A dissertação aborda a caracterização e análise espaço-temporal da pesca artesanal de camboa no complexo estuarino do Rio Formoso, localizado no litoral sul de Pernambuco, Brasil na Bacia Hidrográfica do Estuário do Rio Formoso (BHERF). Uma abordagem de paisagem foi utilizada, na qual foi inicialmente delimitada e quantificada a área de alterações de uso e ocupação do solo da BHF ao longo das últimas três décadas. O objetivo foi compreender a dinâmica das alterações no território e a dinâmica da pesca de camboa, avaliando as influências de fatores ambientais, espaciais, estruturais e antrópicos no desempenho da atividade, considerando variáveis como uso do solo, esforço de pesca, captura e Captura por Unidade de Esforço (CPUE) a partir de dados de monitoramento de pesca disponíveis para o período entre 2000 e 2023.

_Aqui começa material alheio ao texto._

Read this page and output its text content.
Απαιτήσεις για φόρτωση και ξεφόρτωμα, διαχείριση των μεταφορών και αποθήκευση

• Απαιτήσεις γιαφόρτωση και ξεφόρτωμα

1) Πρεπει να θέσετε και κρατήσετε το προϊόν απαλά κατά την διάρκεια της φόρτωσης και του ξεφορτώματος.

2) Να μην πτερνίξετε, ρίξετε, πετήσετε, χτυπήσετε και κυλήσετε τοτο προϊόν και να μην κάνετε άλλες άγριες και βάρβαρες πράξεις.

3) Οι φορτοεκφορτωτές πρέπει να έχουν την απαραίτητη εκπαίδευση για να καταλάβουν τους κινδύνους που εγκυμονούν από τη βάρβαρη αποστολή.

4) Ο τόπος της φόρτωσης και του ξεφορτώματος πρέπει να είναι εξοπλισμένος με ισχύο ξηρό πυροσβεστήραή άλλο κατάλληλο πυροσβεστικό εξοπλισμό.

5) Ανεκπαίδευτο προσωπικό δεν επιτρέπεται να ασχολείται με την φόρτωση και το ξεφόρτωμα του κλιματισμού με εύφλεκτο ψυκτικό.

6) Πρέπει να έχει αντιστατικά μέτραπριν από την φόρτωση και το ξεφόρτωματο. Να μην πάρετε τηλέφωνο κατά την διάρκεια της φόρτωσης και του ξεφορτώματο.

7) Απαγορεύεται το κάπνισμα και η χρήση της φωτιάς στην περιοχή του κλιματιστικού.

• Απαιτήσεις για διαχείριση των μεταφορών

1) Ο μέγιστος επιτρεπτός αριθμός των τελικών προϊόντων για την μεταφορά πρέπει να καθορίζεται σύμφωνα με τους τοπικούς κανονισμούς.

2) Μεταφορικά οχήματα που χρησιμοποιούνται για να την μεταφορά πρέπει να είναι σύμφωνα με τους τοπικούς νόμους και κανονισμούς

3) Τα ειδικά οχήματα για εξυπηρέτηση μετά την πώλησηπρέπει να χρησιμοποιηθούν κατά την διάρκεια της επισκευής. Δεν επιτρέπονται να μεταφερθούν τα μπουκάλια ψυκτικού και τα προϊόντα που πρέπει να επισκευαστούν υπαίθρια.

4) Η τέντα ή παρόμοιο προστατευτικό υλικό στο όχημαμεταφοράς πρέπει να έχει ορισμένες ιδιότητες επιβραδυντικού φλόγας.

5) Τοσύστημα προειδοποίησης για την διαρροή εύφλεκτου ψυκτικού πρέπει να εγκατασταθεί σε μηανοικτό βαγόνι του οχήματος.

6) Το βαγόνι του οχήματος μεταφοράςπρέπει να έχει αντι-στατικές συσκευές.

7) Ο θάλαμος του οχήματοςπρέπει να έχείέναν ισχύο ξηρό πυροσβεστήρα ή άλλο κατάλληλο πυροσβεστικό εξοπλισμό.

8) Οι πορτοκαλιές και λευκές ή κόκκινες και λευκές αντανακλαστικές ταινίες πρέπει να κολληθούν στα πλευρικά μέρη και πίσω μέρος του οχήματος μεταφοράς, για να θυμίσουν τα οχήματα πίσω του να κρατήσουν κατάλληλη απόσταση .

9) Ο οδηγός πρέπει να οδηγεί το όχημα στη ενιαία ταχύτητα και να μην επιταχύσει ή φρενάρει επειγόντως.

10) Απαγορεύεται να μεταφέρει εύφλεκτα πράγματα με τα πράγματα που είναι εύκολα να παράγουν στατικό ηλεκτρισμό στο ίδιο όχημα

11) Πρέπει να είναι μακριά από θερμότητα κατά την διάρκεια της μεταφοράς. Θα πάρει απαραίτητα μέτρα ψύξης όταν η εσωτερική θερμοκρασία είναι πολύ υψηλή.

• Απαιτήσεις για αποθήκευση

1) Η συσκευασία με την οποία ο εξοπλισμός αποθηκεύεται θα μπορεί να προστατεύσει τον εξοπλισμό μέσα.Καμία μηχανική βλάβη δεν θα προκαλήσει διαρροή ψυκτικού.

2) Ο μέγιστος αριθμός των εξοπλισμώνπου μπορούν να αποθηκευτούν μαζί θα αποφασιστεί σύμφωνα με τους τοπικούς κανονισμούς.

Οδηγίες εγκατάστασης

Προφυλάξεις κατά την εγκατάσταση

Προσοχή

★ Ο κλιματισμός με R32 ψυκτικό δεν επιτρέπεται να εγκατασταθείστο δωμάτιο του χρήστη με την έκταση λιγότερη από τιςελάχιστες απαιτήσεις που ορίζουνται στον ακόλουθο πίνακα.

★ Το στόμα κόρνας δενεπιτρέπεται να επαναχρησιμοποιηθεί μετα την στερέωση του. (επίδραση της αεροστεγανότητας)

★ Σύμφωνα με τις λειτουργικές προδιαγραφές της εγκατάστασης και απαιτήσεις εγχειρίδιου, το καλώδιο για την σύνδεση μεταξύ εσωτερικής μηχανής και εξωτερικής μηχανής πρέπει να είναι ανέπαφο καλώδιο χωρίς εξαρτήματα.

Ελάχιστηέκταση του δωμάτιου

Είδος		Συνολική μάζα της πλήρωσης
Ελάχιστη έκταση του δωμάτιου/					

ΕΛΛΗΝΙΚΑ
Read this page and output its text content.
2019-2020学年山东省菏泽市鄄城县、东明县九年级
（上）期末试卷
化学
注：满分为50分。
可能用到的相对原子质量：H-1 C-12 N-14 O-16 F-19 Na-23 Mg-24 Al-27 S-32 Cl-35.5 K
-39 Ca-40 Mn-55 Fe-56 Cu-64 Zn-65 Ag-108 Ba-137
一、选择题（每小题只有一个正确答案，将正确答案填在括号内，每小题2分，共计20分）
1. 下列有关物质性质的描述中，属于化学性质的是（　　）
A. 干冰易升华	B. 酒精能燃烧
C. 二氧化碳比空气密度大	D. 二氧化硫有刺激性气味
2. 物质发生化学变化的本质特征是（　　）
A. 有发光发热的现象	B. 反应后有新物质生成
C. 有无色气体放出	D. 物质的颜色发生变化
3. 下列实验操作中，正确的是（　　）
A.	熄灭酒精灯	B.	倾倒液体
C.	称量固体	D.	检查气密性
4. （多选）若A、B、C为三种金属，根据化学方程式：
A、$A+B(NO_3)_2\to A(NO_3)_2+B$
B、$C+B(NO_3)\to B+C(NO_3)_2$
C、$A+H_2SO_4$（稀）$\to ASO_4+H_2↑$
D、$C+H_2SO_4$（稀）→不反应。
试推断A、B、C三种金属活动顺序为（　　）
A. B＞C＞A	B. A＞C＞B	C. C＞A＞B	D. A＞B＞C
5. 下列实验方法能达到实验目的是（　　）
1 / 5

Entender e gerenciar as crescentes ameaças de diversas pressões antropogênicas em estuários requer índices para avaliação e monitoramento de impactos que forneçam quantificação precisa das mudanças e sejam facilmente comunicáveis. Para tanto, foram aplicados métodos de sensoriamento remoto, SIG (Sistemas de Informação Geográfica) que permitiram identificar mudanças significativas na paisagem, incluindo aumento de áreas urbanas e expansão de pastagens, o que, juntamente com o turismo, pressiona a sustentabilidade da pesca. A análise da BHERF, cobrindo 175,25 km², identificou mudanças significativas no uso e ocupação do solo entre 1990 e 2022. O Estuário do Rio Formoso (ERF) localiza-se na Área de Proteção Ambiental de Guadalupe (APAG), abrangendo os municípios de Sirinhaém, Tamandaré, Barreiros e Rio Formoso, no litoral sul de Pernambuco. Esse território cobre aproximadamente 2.724 hectares e é formado por três rios principais: o Rio Formoso, o Rio dos Passos e o Rio Ariquindá.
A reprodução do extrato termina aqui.